Andrea introduced me to Amy Oscar’s blog several months ago. Amy describes herself as a Soul Caller, an intuitive, a life coach and a teacher. Amy is deeply spiritual and connected to the Spirit World in a way that few people I know are. Like me, she believes in angels. But Amy has a connection to angels like no one I’ve ever met. You can read more about her here.

Recently, Amy invited readers to join her in a month long Writing Circle. I’ve joined in the hopes that her connectedness to the Spirit World and a connection to the other writers participating will help me find my way out of this dark forest of self-doubt, fear and resistance, to reconnect to my purpose in life and bring me to that place where my writing is full of inspiration and passion.

Yesterday’s prompt spoke to me and the eloquence with which Amy writes was inspiring. She wrote:

There is a place between here and there, between mystery and science, between staying and leaving, between choice and becoming: a place where most of us do not want to stay very long. We want to name and explain everything. We want to understand, to know – so we can put things in their places.

And yet, sitting in this space of not yet, of “I don’t know,” can be the most powerful place of all. For it is here, having departed the familiar and not yet arrived at the ‘who knows where,’ that anything is possible.

Not knowing is something I’ve never been comfortable with. It’s the reason I went into the sciences where the security of a “right” answer gave me something to hang on to and I did so for dear life. As a child, my greatest rewards – praise, love and attention – came from “knowing.” Naturally, it took me almost forty years to get more comfortable in the grey areas of life. The one area I was still severely challenged in was the realm of relationships.

I’m a serial monogamist – my whole adult life I’ve been in and out of relationships, but have been in them more than out. I moved in with my boyfriend when I was 18. I’ve been in a committed relationship for 21 of the 25 years that followed. I was 32 the first time I lived on my own for any considerable amount of time. I’ve been so uncomfortable with those in-between times that they have typically been filled with anxiety, depression and serial obsessions with first one man and then the next and the next, until something sticks and I’m back in a long-term relationship.

Not this time.

I find myself in that in between place now, the place Inyala Vanzant calls “the meantime,” that time between staying and leaving, between the choice I made and becoming whatever it is I will become. This time there is a difference though. I am still not completely comfortable here, but I notice I am more at ease than ever before. Anxiety is an occasional visitor rather than taking up residence in my soul. Andrea’s coaching has been invaluable in helping me find this place of acceptance and calm. When we started working together, I was already walking a path that hugged a jagged cliff-face overlooking a bottomless pit. She talked me off the cliff step by vertigo-inducing step, gently helping me figure out I was once again on the path to self-destructive relationship behavior, and then helped me figure out where to put my feet.

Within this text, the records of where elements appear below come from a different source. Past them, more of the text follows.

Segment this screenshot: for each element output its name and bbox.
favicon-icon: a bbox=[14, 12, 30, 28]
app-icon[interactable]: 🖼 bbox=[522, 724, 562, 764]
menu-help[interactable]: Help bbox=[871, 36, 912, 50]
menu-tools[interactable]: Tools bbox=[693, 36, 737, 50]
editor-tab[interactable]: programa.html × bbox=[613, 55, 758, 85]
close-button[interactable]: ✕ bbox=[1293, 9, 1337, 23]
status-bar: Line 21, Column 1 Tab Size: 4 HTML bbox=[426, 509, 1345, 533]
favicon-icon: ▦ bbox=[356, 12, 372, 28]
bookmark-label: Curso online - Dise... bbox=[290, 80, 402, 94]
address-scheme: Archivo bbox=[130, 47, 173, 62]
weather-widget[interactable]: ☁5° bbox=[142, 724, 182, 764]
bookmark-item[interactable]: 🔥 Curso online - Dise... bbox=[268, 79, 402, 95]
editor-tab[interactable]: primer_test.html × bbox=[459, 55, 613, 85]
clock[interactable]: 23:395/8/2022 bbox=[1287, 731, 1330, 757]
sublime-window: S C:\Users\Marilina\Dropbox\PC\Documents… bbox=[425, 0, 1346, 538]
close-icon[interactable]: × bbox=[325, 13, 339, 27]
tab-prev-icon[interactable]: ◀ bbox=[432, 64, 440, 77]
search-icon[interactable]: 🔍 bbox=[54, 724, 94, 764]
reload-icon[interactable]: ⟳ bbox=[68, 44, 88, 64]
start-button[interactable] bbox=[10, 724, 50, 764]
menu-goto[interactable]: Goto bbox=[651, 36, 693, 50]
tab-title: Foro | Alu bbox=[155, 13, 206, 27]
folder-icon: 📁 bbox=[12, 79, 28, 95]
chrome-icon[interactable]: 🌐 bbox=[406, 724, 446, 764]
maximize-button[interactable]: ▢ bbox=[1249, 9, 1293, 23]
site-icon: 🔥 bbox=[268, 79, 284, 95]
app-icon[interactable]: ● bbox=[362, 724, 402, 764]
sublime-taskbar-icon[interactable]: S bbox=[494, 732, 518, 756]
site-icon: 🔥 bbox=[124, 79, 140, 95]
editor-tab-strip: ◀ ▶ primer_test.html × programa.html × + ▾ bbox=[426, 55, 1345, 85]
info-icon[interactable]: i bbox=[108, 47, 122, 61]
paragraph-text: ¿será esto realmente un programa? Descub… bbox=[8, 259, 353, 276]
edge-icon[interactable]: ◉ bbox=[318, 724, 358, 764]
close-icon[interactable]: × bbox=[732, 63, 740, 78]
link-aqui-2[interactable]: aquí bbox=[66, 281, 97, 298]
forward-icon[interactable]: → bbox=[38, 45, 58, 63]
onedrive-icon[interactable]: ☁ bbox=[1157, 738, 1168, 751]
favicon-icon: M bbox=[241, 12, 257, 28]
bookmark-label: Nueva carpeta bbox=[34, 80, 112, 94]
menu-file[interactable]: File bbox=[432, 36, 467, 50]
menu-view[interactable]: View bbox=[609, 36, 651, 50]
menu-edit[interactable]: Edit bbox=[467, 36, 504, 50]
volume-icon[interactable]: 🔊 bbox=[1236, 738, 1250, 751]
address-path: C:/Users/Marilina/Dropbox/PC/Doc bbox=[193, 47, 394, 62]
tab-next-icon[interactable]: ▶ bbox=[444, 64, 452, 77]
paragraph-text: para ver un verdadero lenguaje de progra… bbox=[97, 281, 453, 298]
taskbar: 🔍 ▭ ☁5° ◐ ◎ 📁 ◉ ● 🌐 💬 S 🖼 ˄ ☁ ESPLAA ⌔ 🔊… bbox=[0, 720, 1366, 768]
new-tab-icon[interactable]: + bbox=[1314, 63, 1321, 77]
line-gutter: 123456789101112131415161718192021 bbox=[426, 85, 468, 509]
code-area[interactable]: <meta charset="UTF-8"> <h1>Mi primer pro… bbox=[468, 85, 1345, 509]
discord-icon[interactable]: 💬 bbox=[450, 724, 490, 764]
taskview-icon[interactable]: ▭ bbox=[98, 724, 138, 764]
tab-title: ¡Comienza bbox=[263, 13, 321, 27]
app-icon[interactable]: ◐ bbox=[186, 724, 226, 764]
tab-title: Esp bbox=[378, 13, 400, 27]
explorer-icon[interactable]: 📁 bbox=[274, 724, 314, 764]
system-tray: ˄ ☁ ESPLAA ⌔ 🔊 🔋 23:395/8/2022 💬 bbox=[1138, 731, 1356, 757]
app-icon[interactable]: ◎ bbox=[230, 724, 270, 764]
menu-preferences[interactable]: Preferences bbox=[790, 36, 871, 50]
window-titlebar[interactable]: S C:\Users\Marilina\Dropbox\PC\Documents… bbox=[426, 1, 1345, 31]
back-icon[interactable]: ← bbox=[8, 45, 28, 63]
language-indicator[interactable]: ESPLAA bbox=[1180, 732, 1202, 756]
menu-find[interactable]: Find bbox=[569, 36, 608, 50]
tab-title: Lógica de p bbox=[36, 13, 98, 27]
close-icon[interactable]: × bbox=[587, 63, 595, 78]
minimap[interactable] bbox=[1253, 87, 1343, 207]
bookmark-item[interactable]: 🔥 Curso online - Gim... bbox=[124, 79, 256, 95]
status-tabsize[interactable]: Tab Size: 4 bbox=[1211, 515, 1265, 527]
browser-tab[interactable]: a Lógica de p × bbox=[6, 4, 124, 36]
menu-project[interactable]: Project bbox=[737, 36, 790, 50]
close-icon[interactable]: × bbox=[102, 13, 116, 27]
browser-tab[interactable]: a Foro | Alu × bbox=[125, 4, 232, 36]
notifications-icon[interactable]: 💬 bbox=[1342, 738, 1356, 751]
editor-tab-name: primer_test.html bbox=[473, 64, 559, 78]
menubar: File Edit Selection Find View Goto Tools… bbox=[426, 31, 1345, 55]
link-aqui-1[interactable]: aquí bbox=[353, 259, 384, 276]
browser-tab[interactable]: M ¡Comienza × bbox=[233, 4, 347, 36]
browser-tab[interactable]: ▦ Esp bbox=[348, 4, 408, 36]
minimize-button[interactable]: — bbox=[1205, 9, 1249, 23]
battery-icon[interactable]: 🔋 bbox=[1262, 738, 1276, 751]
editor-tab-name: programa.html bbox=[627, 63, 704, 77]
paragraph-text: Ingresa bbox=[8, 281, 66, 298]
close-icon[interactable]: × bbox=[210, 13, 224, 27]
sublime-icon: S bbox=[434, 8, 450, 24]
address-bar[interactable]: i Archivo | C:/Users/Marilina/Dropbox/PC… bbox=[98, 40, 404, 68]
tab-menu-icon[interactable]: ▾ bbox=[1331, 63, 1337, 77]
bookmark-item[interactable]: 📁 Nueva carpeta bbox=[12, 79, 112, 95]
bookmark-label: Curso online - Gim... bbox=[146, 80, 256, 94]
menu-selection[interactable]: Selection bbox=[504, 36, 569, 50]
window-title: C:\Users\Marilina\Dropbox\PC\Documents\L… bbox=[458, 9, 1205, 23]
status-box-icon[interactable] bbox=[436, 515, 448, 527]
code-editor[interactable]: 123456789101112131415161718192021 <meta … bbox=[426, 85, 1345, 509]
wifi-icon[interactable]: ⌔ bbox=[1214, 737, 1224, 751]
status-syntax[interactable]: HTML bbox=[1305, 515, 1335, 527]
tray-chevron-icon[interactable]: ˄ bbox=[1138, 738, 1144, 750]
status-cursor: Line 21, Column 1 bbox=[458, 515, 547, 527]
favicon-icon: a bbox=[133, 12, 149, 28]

This is my chance to change the pattern of making choices that are not in my best interest and to stop hitting my head on the relationship brick wall. This time I am going to get quiet, turn inward and listen to my soul more. This time I’m going to take care of me more and worry about who “he” might be less. This time I’m not going to let myself fall head over heels in lust with someone I barely know. This time I think some “dating” and getting to know the person before I move in with him sounds like a good idea.

Perhaps more importantly, this time I’m not going to sweat the alone time. I’m going to use this time to work on me and my writing. When so many of my friends are juggling full-time jobs and kids, I am in the envious position of having only myself to worry about (six dogs and Felipe the caretaker hardly rate in comparison to 9-5 and a family).

Like Amy says, it is from this place that anything is possible. There is an energy in these in between times that is palpable – the potential energy of possibility, like a seed on the forest floor waiting for an opening in the canopy so it can to burst forth and grow. And so, I will be here waiting for the sunlight while I connect and create – me, myself, my soul.